Informal Development

From LA, Andrew Kovacs presented Proposal for Collective Living II, which appears as a vertiginous, favela-like stack of buildings, roadways, and vehicles. He explicitly explores the act of making architecture from architecture. It’s one of his series of installations playing on ad-hoc construction through mash ups of models, toys, and stray objects. A lecturer at UCLA Architecture and Urban Design, Kovacs has declared that he is devoted to the collection and display of “architectural b sides.” Proposal for Collective Living II gets a lot of visitor traffic at the Biannual, and sends a humbling message to the urbanists and design professionals among us: people cannot always wait for planning, visionary design and legal process. It’s also a reminder that real, “authentic” places rarely spring from one mind in any one time.

2017 Chicago Arch Biennial

For the most part, authenticity means an accretion of many ideas, many times and even many places, all stacked up and hanging together precariously like the little truck on the highest roadway in the model.

Branded Objects

Perhaps the most remarked and retweeted exhibit of the Biennale is the international collection of tall building models in a grandest space at the Chicago Cultural Center.
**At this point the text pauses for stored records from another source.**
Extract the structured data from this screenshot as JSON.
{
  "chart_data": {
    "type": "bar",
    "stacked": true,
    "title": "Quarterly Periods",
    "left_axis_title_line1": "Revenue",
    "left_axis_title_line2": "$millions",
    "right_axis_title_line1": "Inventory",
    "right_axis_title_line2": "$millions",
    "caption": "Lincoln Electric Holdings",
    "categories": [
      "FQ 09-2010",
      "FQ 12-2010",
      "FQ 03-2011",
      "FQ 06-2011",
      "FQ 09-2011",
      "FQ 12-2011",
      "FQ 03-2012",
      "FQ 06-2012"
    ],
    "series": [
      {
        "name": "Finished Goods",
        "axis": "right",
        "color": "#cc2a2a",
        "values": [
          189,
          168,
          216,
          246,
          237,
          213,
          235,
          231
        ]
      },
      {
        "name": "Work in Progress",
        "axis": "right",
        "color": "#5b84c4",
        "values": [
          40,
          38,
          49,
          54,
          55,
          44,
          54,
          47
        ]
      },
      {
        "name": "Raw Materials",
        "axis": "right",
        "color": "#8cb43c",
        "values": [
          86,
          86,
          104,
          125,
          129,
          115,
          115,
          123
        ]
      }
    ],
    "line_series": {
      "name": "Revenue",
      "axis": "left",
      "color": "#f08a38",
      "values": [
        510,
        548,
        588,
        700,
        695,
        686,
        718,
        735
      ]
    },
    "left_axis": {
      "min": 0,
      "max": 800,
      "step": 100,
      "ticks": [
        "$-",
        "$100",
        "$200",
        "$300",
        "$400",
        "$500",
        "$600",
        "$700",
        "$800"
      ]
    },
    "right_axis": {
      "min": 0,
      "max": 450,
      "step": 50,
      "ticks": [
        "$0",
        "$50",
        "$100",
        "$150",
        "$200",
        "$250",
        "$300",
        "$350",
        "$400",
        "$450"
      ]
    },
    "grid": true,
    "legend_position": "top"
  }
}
The only rule with this installation seems to be that entries are built in roughly in the height-to-footprint proportion of a skyscraper, with multiple stories. You might ask if they were made to some scale, but as you enter the exhibit it becomes quickly apparent that scale has little to do with it. These miniature buildings might fall into the category of speculative architecture, but they are truly just objects—not even models. Some invite imagination about how they might be inhabited, but many seem perfectly complete without that layer of reality.

The main exhibition at the historic Chicago Cultural Center is free and open to the public through January 7, 2018.